X Corp operated seven of the largest facilities in the world; Kate had personally run the project management for Operation Lenin, an early-round feasibility study of what a nuclear-node-powered center would look like. “Yes.”
“I don’t look like the type of person who’d know about solid-state memory or server farms, do I? There’s a lot that might surprise you about me. A lot,” Camilla repeated. “Then again, you already know quite a bit, which is maybe why I find you so interesting.”
“What happened with your ex?” Kate was irritated that Camilla had not only managed to involve her in her convoluted personal tragedy but then had the poor manners not to conclude the story in a timely fashion.
“So, Ken. He starts doing these data centers, right? On the real estate side, that is. For everything else, his partner is this guy, Manesh Das, whom he met through a mutual acquaintance. Long story short, the data centers do well, and then Manesh asks Ken if he might want to invest in this other company. Because Manesh, he works for this big venture firm called Motley Capital. And Manesh is kind of famous, he’s one of those guys who’s on TV a lot. He was also known as ‘the Maid Beater of Silicon Valley’ for a while. I’ll let you figure out the story behind that charming nickname.

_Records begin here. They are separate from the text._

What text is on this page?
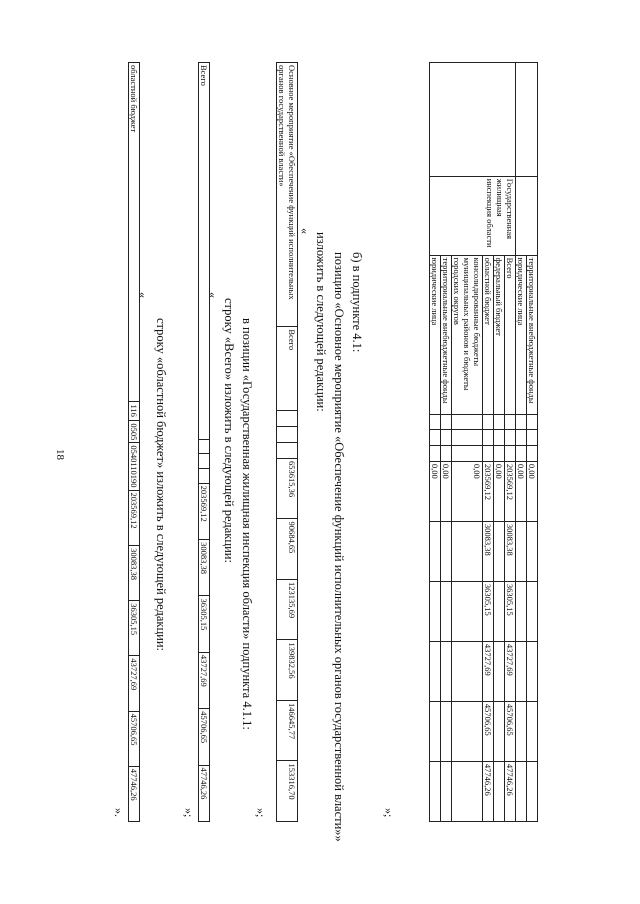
18
		территориальные внебюджетные фонды				0,00					
		юридические лица				0,00					
	Государственная жилищная инспекция области	Всего				203569,12	30083,38	36305,15	43727,69	45706,65	47746,26
		федеральный бюджет				0,00					
		областной бюджет				203569,12	30083,38	36305,15	43727,69	45706,65	47746,26
		консолидированные бюджеты муниципальных районов и бюджеты городских округов				0,00					
		территориальные внебюджетные фонды				0,00					
		юридические лица				0,00					
»;
б) в подпункте 4.1:
позицию «Основное мероприятие «Обеспечение функций исполнительных органов государственной власти»»
изложить в следующей редакции:
«
Основное мероприятие «Обеспечение функций исполнительных органов государственной власти»	Всего				653615,36	90684,65	123135,69	139832,56	146645,77	153316,70
»;
в позиции «Государственная жилищная инспекция области» подпункта 4.1.1:
строку «Всего» изложить в следующей редакции:
«
Всего				203569,12	30083,38	36305,15	43727,69	45706,65	47746,26
»;
строку «областной бюджет» изложить в следующей редакции:
«
областной бюджет	116	0505	0540110190	203569,12	30083,38	36305,15	43727,69	45706,65	47746,26
».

“Anyway, Manesh—he’s got this company he’s on the board of, and they need money, but they aren’t in the sexiest industry. I guess they’re having some trouble with financing, and Motley won’t put in any more cash. And the company’s desperate, and Manesh is swearing up and down, on his life, and on his wife and children, that it’s a sure thing. And Ken, even though he knows nothing about technology, ends up putting in money, quite a lot—if I’d known at the time how much I probably would have been pissed, though I’m not sure he would have listened to me, and either way the situation would have turned out poorly, at least for me. Because guess what happens after? The company ends up getting sold to Microsoft, and a few months later Ken announces that we’re moving to Silicon Valley. I guess he figures he’s a technology investor now!”